Practically speaking, no, this doesn't happen. Overwriting memory you've just freed takes time, so there are performance penalties. "Secure" objects like SecureString are just wiping themselves, not relying on the GC.
More broadly, it depends very much on that particular implementation of that particular language. Every language that assumes the existence of a GC (like C#) specifies different rules about how and when garbage collection should happen.
To take your C# example, the C# specification does not require that objects be overwritten after being freed, and it doesn't forbid it either:
Finally, at some time after the object becomes eligible for collection, the garbage collector frees the memory associated with that object.

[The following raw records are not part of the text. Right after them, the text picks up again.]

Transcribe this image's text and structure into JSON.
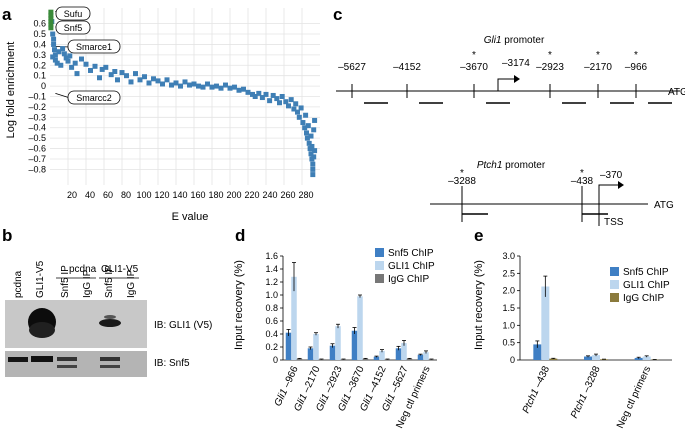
{
  "panels": {
    "a": {
      "label": "a",
      "chart_data": {
        "type": "scatter",
        "xlabel": "E value",
        "ylabel": "Log fold enrichment",
        "xlim": [
          0,
          300
        ],
        "ylim": [
          -0.95,
          0.75
        ],
        "x_ticks": [
          20,
          40,
          60,
          80,
          100,
          120,
          140,
          160,
          180,
          200,
          220,
          240,
          260,
          280
        ],
        "y_ticks": [
          0.6,
          0.5,
          0.4,
          0.3,
          0.2,
          0.1,
          0,
          -0.1,
          -0.2,
          -0.3,
          -0.4,
          -0.5,
          -0.6,
          -0.7,
          -0.8
        ],
        "y_tick_labels": [
          "0.6",
          "0.5",
          "0.4",
          "0.3",
          "0.2",
          "0.1",
          "0",
          "–0.1",
          "–0.2",
          "–0.3",
          "–0.4",
          "–0.5",
          "–0.6",
          "–0.7",
          "–0.8"
        ],
        "highlight_color": "#3a8a3a",
        "point_color": "#3f7fb5",
        "highlighted_points": [
          {
            "x": 1,
            "y": 0.71
          },
          {
            "x": 1,
            "y": 0.68
          },
          {
            "x": 1,
            "y": 0.65
          },
          {
            "x": 1,
            "y": 0.62
          },
          {
            "x": 1,
            "y": 0.59
          },
          {
            "x": 1,
            "y": 0.56
          }
        ],
        "points": [
          {
            "x": 2,
            "y": 0.62
          },
          {
            "x": 3,
            "y": 0.5
          },
          {
            "x": 4,
            "y": 0.45
          },
          {
            "x": 4,
            "y": 0.4
          },
          {
            "x": 5,
            "y": 0.35
          },
          {
            "x": 6,
            "y": 0.3
          },
          {
            "x": 3,
            "y": 0.28
          },
          {
            "x": 6,
            "y": 0.25
          },
          {
            "x": 8,
            "y": 0.22
          },
          {
            "x": 10,
            "y": 0.33
          },
          {
            "x": 12,
            "y": 0.2
          },
          {
            "x": 14,
            "y": 0.36
          },
          {
            "x": 16,
            "y": 0.31
          },
          {
            "x": 18,
            "y": 0.27
          },
          {
            "x": 20,
            "y": 0.24
          },
          {
            "x": 22,
            "y": 0.29
          },
          {
            "x": 24,
            "y": 0.18
          },
          {
            "x": 28,
            "y": 0.22
          },
          {
            "x": 30,
            "y": 0.12
          },
          {
            "x": 35,
            "y": 0.26
          },
          {
            "x": 40,
            "y": 0.21
          },
          {
            "x": 45,
            "y": 0.15
          },
          {
            "x": 50,
            "y": 0.19
          },
          {
            "x": 55,
            "y": 0.08
          },
          {
            "x": 58,
            "y": 0.16
          },
          {
            "x": 62,
            "y": 0.18
          },
          {
            "x": 68,
            "y": 0.11
          },
          {
            "x": 72,
            "y": 0.14
          },
          {
            "x": 75,
            "y": 0.06
          },
          {
            "x": 80,
            "y": 0.13
          },
          {
            "x": 85,
            "y": 0.1
          },
          {
            "x": 90,
            "y": 0.04
          },
          {
            "x": 95,
            "y": 0.12
          },
          {
            "x": 100,
            "y": 0.06
          },
          {
            "x": 105,
            "y": 0.09
          },
          {
            "x": 110,
            "y": 0.03
          },
          {
            "x": 115,
            "y": 0.07
          },
          {
            "x": 120,
            "y": 0.05
          },
          {
            "x": 125,
            "y": 0.02
          },
          {
            "x": 130,
            "y": 0.06
          },
          {
            "x": 135,
            "y": 0.01
          },
          {
            "x": 140,
            "y": 0.03
          },
          {
            "x": 145,
            "y": 0.0
          },
          {
            "x": 150,
            "y": 0.04
          },
          {
            "x": 155,
            "y": 0.01
          },
          {
            "x": 160,
            "y": 0.02
          },
          {
            "x": 165,
            "y": 0.0
          },
          {
            "x": 170,
            "y": -0.01
          },
          {
            "x": 175,
            "y": 0.02
          },
          {
            "x": 180,
            "y": -0.01
          },
          {
            "x": 185,
            "y": 0.0
          },
          {
            "x": 190,
            "y": -0.02
          },
          {
            "x": 195,
            "y": 0.01
          },
          {
            "x": 200,
            "y": -0.02
          },
          {
            "x": 205,
            "y": -0.01
          },
          {
            "x": 210,
            "y": -0.04
          },
          {
            "x": 215,
            "y": -0.03
          },
          {
            "x": 220,
            "y": -0.06
          },
          {
            "x": 225,
            "y": -0.08
          },
          {
            "x": 228,
            "y": -0.1
          },
          {
            "x": 232,
            "y": -0.07
          },
          {
            "x": 236,
            "y": -0.11
          },
          {
            "x": 240,
            "y": -0.08
          },
          {
            "x": 244,
            "y": -0.14
          },
          {
            "x": 248,
            "y": -0.09
          },
          {
            "x": 252,
            "y": -0.12
          },
          {
            "x": 255,
            "y": -0.16
          },
          {
            "x": 258,
            "y": -0.1
          },
          {
            "x": 262,
            "y": -0.15
          },
          {
            "x": 265,
            "y": -0.19
          },
          {
            "x": 268,
            "y": -0.13
          },
          {
            "x": 271,
            "y": -0.22
          },
          {
            "x": 273,
            "y": -0.17
          },
          {
            "x": 275,
            "y": -0.25
          },
          {
            "x": 277,
            "y": -0.3
          },
          {
            "x": 279,
            "y": -0.21
          },
          {
            "x": 281,
            "y": -0.35
          },
          {
            "x": 283,
            "y": -0.4
          },
          {
            "x": 284,
            "y": -0.28
          },
          {
            "x": 285,
            "y": -0.45
          },
          {
            "x": 286,
            "y": -0.5
          },
          {
            "x": 287,
            "y": -0.38
          },
          {
            "x": 288,
            "y": -0.55
          },
          {
            "x": 289,
            "y": -0.6
          },
          {
            "x": 290,
            "y": -0.48
          },
          {
            "x": 290,
            "y": -0.65
          },
          {
            "x": 291,
            "y": -0.7
          },
          {
            "x": 291,
            "y": -0.58
          },
          {
            "x": 292,
            "y": -0.75
          },
          {
            "x": 292,
            "y": -0.8
          },
          {
            "x": 292,
            "y": -0.85
          },
          {
            "x": 293,
            "y": -0.68
          },
          {
            "x": 293,
            "y": -0.42
          },
          {
            "x": 294,
            "y": -0.33
          },
          {
            "x": 294,
            "y": -0.62
          }
        ],
        "annotations": [
          {
            "text": "Sufu",
            "x": 6,
            "y": 0.72
          },
          {
            "text": "Snf5",
            "x": 6,
            "y": 0.57
          },
          {
            "text": "Smarce1",
            "x": 6,
            "y": 0.38
          },
          {
            "text": "Smarcc2",
            "x": 6,
            "y": -0.07
          }
        ]
      }
    },
    "b": {
      "label": "b",
      "group_labels": [
        "pcdna",
        "GLI1-V5"
      ],
      "lanes": [
        "pcdna",
        "GLI1-V5",
        "Snf5 IP",
        "IgG IP",
        "Snf5 IP",
        "IgG IP"
      ],
      "blots": [
        {
          "label": "IB: GLI1 (V5)"
        },
        {
          "label": "IB: Snf5"
        }
      ]
    },
    "c": {
      "label": "c",
      "gli1": {
        "title_gene": "Gli1",
        "title_rest": " promoter",
        "sites": [
          {
            "label": "–5627",
            "star": false
          },
          {
            "label": "–4152",
            "star": false
          },
          {
            "label": "–3670",
            "star": true
          },
          {
            "label": "–2923",
            "star": true
          },
          {
            "label": "–2170",
            "star": true
          },
          {
            "label": "–966",
            "star": true
          }
        ],
        "tss_label": "–3174",
        "end_label": "ATG",
        "star_symbol": "*"
      },
      "ptch1": {
        "title_gene": "Ptch1",
        "title_rest": " promoter",
        "sites": [
          {
            "label": "–3288",
            "star": true
          },
          {
            "label": "–438",
            "star": true
          }
        ],
        "tss_pos_label": "–370",
        "end_label": "ATG",
        "tss_label": "TSS",
        "star_symbol": "*"
      }
    },
    "d": {
      "label": "d",
      "chart_data": {
        "type": "bar",
        "ylabel": "Input recovery (%)",
        "ylim": [
          0,
          1.6
        ],
        "y_ticks": [
          0,
          0.2,
          0.4,
          0.6,
          0.8,
          1.0,
          1.2,
          1.4,
          1.6
        ],
        "y_tick_labels": [
          "0",
          "0.2",
          "0.4",
          "0.6",
          "0.8",
          "1.0",
          "1.2",
          "1.4",
          "1.6"
        ],
        "categories": [
          {
            "gene": "Gli1",
            "site": " –966"
          },
          {
            "gene": "Gli1",
            "site": " –2170"
          },
          {
            "gene": "Gli1",
            "site": " –2923"
          },
          {
            "gene": "Gli1",
            "site": " –3670"
          },
          {
            "gene": "Gli1",
            "site": " –4152"
          },
          {
            "gene": "Gli1",
            "site": " –5627"
          },
          {
            "gene": "",
            "site": "Neg ctl primers"
          }
        ],
        "series": [
          {
            "name": "Snf5 ChIP",
            "color": "#3f7fc4",
            "values": [
              0.42,
              0.18,
              0.22,
              0.45,
              0.05,
              0.18,
              0.08
            ],
            "errors": [
              0.05,
              0.02,
              0.03,
              0.05,
              0.01,
              0.03,
              0.01
            ]
          },
          {
            "name": "GLI1 ChIP",
            "color": "#bcd6ee",
            "values": [
              1.28,
              0.4,
              0.52,
              0.98,
              0.14,
              0.26,
              0.12
            ],
            "errors": [
              0.22,
              0.02,
              0.03,
              0.02,
              0.02,
              0.04,
              0.02
            ]
          },
          {
            "name": "IgG ChIP",
            "color": "#777777",
            "values": [
              0.02,
              0.01,
              0.01,
              0.02,
              0.01,
              0.02,
              0.01
            ],
            "errors": [
              0.005,
              0.005,
              0.005,
              0.005,
              0.005,
              0.005,
              0.005
            ]
          }
        ]
      }
    },
    "e": {
      "label": "e",
      "chart_data": {
        "type": "bar",
        "ylabel": "Input recovery (%)",
        "ylim": [
          0,
          3.0
        ],
        "y_ticks": [
          0,
          0.5,
          1.0,
          1.5,
          2.0,
          2.5,
          3.0
        ],
        "y_tick_labels": [
          "0",
          "0.5",
          "1.0",
          "1.5",
          "2.0",
          "2.5",
          "3.0"
        ],
        "categories": [
          {
            "gene": "Ptch1",
            "site": " –438"
          },
          {
            "gene": "Ptch1",
            "site": " –3288"
          },
          {
            "gene": "",
            "site": "Neg ctl primers"
          }
        ],
        "series": [
          {
            "name": "Snf5 ChIP",
            "color": "#3f7fc4",
            "values": [
              0.45,
              0.1,
              0.06
            ],
            "errors": [
              0.1,
              0.02,
              0.02
            ]
          },
          {
            "name": "GLI1 ChIP",
            "color": "#bcd6ee",
            "values": [
              2.12,
              0.14,
              0.1
            ],
            "errors": [
              0.3,
              0.03,
              0.02
            ]
          },
          {
            "name": "IgG ChIP",
            "color": "#8a7a3c",
            "values": [
              0.04,
              0.02,
              0.01
            ],
            "errors": [
              0.01,
              0.005,
              0.005
            ]
          }
        ]
      }
    }
  }
}
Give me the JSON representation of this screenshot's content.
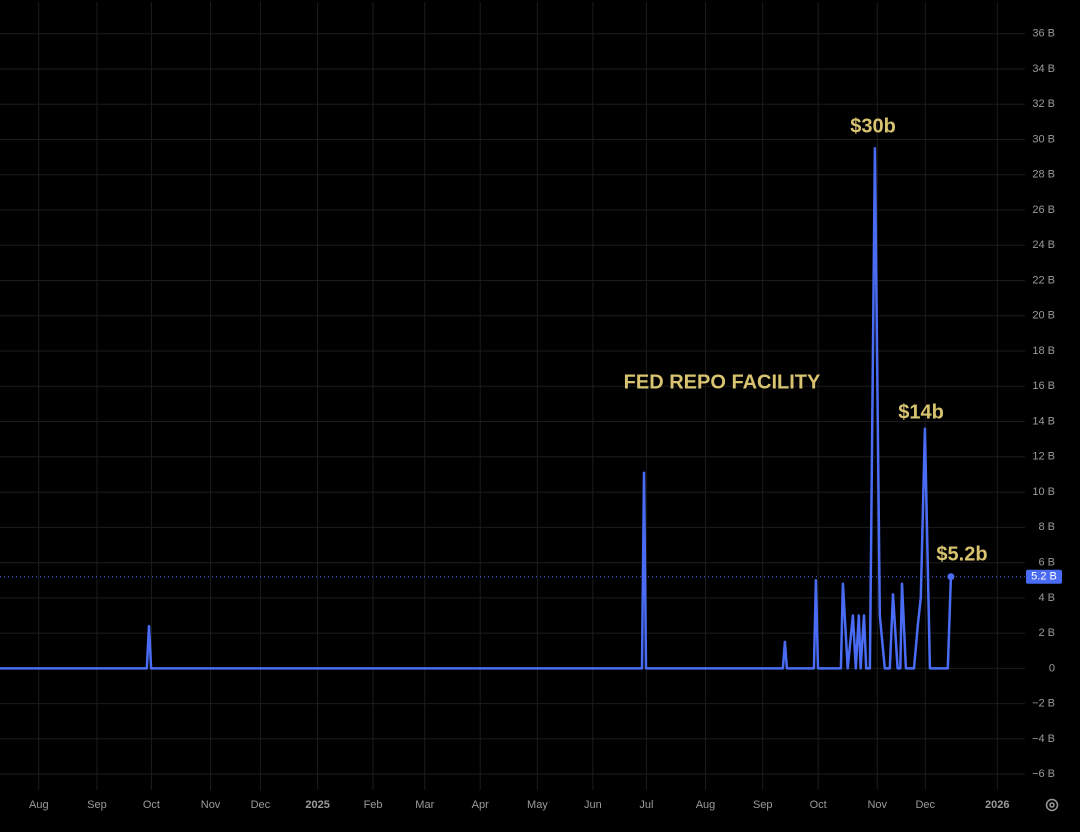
{
  "chart_data": {
    "type": "line",
    "color": "#4a6cf5",
    "annotations": [
      "FED REPO FACILITY",
      "$30b",
      "$14b",
      "$5.2b"
    ],
    "x": [
      0,
      79.5,
      80.7,
      81.8,
      347.6,
      348.7,
      349.8,
      423.9,
      425,
      426.1,
      440.7,
      441.8,
      442.9,
      455.3,
      456.4,
      459,
      461.8,
      463.4,
      465,
      466,
      467.8,
      469,
      471,
      473.7,
      476.4,
      479.1,
      481.8,
      483.5,
      486,
      487.5,
      488.4,
      490.5,
      494.9,
      497,
      498.6,
      500.8,
      503.5,
      513.2,
      514.9
    ],
    "values": [
      0,
      0,
      2.4,
      0,
      0,
      11.1,
      0,
      0,
      1.5,
      0,
      0,
      5.0,
      0,
      0,
      4.8,
      0,
      3,
      0,
      3,
      0,
      3,
      0,
      0,
      29.5,
      3,
      0,
      0,
      4.2,
      0,
      0,
      4.8,
      0,
      0,
      2.5,
      4,
      13.6,
      0,
      0,
      5.2
    ],
    "value_labels": [
      null,
      null,
      null,
      null,
      null,
      null,
      null,
      null,
      null,
      null,
      null,
      null,
      null,
      null,
      null,
      null,
      null,
      null,
      null,
      null,
      null,
      null,
      null,
      null,
      null,
      null,
      null,
      null,
      null,
      null,
      null,
      null,
      null,
      null,
      null,
      null,
      null,
      null,
      "5.2 B"
    ],
    "xlim": [
      0,
      555
    ],
    "xticks": [
      {
        "value": 21,
        "label": "Aug"
      },
      {
        "value": 52.5,
        "label": "Sep"
      },
      {
        "value": 82,
        "label": "Oct"
      },
      {
        "value": 114,
        "label": "Nov"
      },
      {
        "value": 141,
        "label": "Dec"
      },
      {
        "value": 172,
        "label": "2025"
      },
      {
        "value": 202,
        "label": "Feb"
      },
      {
        "value": 230,
        "label": "Mar"
      },
      {
        "value": 260,
        "label": "Apr"
      },
      {
        "value": 291,
        "label": "May"
      },
      {
        "value": 321,
        "label": "Jun"
      },
      {
        "value": 350,
        "label": "Jul"
      },
      {
        "value": 382,
        "label": "Aug"
      },
      {
        "value": 413,
        "label": "Sep"
      },
      {
        "value": 443,
        "label": "Oct"
      },
      {
        "value": 475,
        "label": "Nov"
      },
      {
        "value": 501,
        "label": "Dec"
      },
      {
        "value": 540,
        "label": "2026"
      }
    ],
    "ylim": [
      -6.9,
      37.8
    ],
    "yticks": [
      {
        "value": -6,
        "label": "−6 B"
      },
      {
        "value": -4,
        "label": "−4 B"
      },
      {
        "value": -2,
        "label": "−2 B"
      },
      0,
      {
        "value": 2,
        "label": "2 B"
      },
      {
        "value": 4,
        "label": "4 B"
      },
      {
        "value": 6,
        "label": "6 B"
      },
      {
        "value": 8,
        "label": "8 B"
      },
      {
        "value": 10,
        "label": "10 B"
      },
      {
        "value": 12,
        "label": "12 B"
      },
      {
        "value": 14,
        "label": "14 B"
      },
      {
        "value": 16,
        "label": "16 B"
      },
      {
        "value": 18,
        "label": "18 B"
      },
      {
        "value": 20,
        "label": "20 B"
      },
      {
        "value": 22,
        "label": "22 B"
      },
      {
        "value": 24,
        "label": "24 B"
      },
      {
        "value": 26,
        "label": "26 B"
      },
      {
        "value": 28,
        "label": "28 B"
      },
      {
        "value": 30,
        "label": "30 B"
      },
      {
        "value": 32,
        "label": "32 B"
      },
      {
        "value": 34,
        "label": "34 B"
      },
      {
        "value": 36,
        "label": "36 B"
      }
    ],
    "grid": true
  }
}
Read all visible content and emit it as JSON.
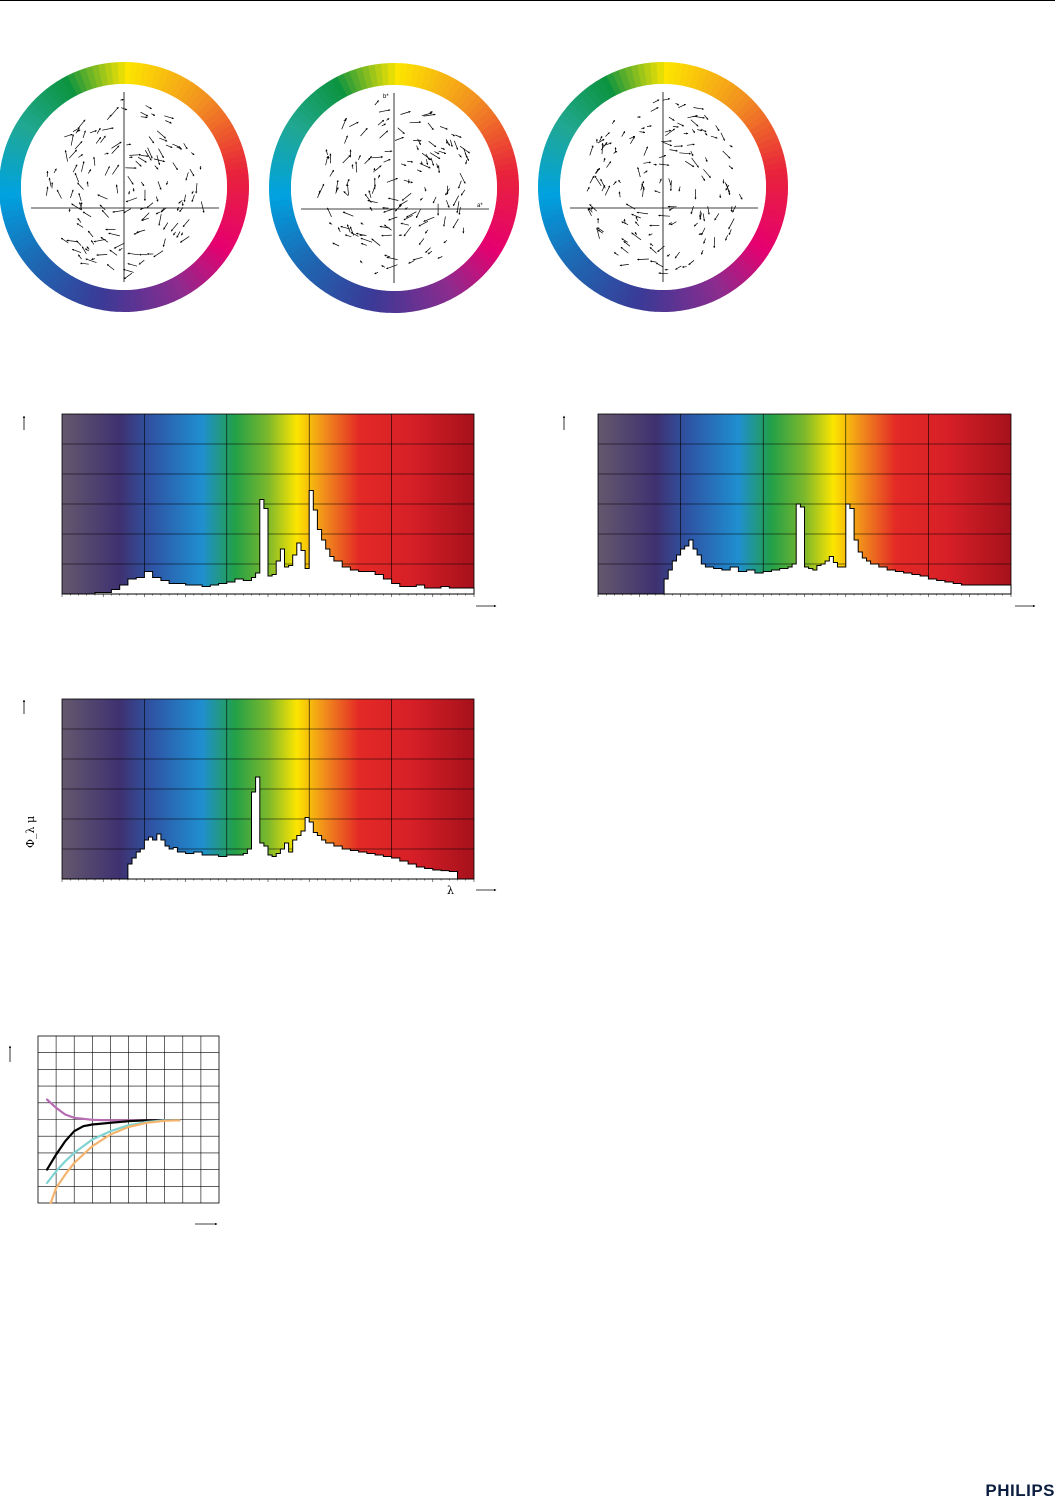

§3.9 C# 5.0 Language Specification
If the memory is later assigned to a reference type, you'll have a constructor that does your own custom initialization. If the memory is later assigned to a value type, it gets zeroed out before you can start reading from it:
Initialization to default values is typically done by having the memory manager or garbage collector initialize memory to all-bits-zero before it is allocated for use. For this reason, it is convenient to use all-bits-zero to represent the null reference.
§5.2 C# 5.0 Language Specification
Additionally, there's at least two implementations of C# -- Microsoft's implementation and Mono's implementation, so just saying "C#" isn't specific enough. Each implementation might decide to overwrite memory (or not).